Researchers Discover That Fear Smells Like Sugar to Fish

Posted on February 23, 2012

When a fish is injured the rest of the school will quickly take off in fear. The fish are tipped off by a mysterious substance known as Schreckstoff, which means "scary stuff" in German. Researchers have discovered that Schreckstoff is actually a chemical mixture that contains a special type of sugar. When fish are injured they release fragments of a sugar known as chondroitin sulfate. The release of this sugar sets off alarm bells in nearby fish.

Suresh Jesuthasan of A*Star's Neuroscience Research Partnership and the Duke/National University of Singapore Graduate Medical School in Singapore says, "Our results provide a solution to a 70-year-old puzzle: the nature of this alarm signal."

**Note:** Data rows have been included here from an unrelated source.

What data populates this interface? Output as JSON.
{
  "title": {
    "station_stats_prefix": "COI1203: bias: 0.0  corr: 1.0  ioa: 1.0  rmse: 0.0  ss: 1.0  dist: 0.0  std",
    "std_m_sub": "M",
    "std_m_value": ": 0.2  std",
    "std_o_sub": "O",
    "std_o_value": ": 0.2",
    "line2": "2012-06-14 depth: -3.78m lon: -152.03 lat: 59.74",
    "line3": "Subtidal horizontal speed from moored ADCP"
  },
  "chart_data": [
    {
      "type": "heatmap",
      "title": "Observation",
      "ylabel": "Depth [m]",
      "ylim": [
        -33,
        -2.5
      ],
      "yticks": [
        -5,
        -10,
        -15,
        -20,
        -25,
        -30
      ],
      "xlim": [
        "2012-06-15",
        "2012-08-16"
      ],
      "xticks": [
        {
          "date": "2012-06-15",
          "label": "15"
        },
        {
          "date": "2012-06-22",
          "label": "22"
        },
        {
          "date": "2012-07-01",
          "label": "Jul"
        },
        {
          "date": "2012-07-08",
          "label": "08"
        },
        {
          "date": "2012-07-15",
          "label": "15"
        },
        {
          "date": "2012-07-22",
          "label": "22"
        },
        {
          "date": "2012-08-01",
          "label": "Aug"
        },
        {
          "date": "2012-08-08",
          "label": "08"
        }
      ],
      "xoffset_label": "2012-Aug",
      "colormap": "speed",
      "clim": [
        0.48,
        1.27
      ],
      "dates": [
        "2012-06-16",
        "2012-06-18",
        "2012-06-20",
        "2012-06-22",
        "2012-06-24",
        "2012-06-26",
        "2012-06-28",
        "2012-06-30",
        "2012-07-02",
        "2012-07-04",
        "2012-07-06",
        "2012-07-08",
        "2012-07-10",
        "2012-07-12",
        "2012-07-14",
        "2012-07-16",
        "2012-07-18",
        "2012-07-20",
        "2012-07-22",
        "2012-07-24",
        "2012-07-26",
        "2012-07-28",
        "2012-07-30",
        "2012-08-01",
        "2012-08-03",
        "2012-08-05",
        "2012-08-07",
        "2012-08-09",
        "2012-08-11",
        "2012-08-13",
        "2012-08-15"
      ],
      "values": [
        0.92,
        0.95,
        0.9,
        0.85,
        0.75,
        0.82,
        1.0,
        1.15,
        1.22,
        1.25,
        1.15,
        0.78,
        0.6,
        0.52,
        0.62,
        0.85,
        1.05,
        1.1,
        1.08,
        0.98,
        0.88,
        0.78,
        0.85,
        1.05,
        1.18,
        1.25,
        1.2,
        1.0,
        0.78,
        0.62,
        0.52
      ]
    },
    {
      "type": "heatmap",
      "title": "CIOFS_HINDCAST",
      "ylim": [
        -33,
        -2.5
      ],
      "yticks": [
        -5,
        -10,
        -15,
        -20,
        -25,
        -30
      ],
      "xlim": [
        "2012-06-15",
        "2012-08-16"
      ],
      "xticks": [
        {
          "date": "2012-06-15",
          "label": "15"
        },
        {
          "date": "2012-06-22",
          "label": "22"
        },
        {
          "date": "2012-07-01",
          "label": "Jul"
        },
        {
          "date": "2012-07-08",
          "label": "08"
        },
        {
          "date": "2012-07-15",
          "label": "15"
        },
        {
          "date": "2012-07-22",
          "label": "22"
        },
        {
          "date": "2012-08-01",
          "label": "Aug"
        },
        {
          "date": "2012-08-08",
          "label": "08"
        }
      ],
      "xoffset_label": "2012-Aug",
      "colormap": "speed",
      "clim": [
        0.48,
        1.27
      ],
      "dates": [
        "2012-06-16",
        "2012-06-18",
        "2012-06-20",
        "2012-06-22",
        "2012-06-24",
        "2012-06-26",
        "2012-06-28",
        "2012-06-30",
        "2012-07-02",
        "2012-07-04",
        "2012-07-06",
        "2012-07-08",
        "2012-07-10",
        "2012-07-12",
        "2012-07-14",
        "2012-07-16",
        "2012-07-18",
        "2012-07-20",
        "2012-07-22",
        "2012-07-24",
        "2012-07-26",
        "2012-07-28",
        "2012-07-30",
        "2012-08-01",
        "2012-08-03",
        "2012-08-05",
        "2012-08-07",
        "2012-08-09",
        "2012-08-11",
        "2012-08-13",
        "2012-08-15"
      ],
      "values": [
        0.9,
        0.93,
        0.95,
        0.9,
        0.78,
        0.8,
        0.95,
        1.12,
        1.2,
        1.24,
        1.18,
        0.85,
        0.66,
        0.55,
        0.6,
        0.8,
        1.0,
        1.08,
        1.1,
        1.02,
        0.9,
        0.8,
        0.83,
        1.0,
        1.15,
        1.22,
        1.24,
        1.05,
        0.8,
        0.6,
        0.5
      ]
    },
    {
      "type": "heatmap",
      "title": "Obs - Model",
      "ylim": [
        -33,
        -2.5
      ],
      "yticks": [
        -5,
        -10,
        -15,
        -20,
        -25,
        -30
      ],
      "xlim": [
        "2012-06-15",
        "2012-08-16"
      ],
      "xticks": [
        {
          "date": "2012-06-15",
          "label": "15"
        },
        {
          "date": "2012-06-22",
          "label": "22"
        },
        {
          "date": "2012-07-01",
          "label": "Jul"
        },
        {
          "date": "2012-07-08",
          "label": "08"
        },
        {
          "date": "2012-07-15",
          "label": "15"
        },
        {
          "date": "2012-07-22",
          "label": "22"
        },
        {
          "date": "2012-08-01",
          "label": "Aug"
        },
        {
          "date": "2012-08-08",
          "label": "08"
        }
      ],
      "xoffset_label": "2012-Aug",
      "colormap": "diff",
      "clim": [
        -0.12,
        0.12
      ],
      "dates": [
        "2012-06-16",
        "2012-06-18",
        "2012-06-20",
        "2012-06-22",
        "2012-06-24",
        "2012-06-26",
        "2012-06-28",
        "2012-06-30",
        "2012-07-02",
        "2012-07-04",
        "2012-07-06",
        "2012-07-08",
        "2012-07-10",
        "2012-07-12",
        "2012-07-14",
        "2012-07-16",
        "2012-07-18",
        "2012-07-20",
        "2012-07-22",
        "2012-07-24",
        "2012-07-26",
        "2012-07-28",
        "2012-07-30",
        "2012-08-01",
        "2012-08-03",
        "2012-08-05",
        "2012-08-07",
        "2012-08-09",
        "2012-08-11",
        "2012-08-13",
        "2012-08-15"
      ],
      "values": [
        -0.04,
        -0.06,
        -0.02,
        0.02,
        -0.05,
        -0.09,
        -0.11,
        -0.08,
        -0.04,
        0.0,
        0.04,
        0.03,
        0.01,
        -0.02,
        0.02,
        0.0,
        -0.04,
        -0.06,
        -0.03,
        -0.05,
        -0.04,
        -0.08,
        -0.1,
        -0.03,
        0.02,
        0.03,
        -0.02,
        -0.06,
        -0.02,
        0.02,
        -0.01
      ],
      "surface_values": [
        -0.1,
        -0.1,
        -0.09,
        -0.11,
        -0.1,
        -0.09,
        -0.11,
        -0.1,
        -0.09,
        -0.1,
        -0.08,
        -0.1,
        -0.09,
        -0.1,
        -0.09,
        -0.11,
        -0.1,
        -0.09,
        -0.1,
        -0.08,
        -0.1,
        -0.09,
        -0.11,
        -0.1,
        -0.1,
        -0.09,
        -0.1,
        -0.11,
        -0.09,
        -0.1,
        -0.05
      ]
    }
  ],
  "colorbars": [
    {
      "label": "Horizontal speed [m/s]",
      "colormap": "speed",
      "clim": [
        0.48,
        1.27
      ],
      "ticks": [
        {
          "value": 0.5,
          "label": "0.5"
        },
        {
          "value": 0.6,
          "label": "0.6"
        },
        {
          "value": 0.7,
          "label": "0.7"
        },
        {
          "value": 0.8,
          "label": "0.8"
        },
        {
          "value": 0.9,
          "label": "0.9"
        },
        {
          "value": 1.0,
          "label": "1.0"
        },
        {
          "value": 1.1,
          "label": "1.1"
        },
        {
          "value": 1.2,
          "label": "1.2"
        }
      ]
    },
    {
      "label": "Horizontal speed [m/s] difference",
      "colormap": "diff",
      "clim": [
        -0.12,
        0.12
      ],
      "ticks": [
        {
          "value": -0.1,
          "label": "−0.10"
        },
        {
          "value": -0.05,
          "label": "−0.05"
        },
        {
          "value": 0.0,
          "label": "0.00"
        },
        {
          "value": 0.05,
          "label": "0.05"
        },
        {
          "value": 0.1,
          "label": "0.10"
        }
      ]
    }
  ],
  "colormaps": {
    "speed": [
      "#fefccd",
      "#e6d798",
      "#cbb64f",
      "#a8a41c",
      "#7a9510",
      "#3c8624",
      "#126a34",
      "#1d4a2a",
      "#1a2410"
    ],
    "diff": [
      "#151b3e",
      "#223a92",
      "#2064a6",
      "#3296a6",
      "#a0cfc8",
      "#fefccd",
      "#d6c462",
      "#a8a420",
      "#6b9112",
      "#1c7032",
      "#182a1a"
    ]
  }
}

Chondroitin sulfate is a major component of fish skin. Jesuthasan says its breakdown is likely triggered by enzymes when a fish sustains an injury. The new study by Jesuthasan's team shows that Schreckstoff and these sugar fragments register in a particular part of the zebrafish brain. That region in the scent-processing olfactory bulb includes an enigmatic class of sensory neurons known as crypt cells. The researchers believe these neurons may be specialized to detect the sugary alarm cue released by an injured fish.

Jesuthasan says, "This region of the olfactory bulb has unique projections to higher centers of the brain, so there may be a special circuit mediating aspects of the innate fear response."

The research was published here in Current Biology.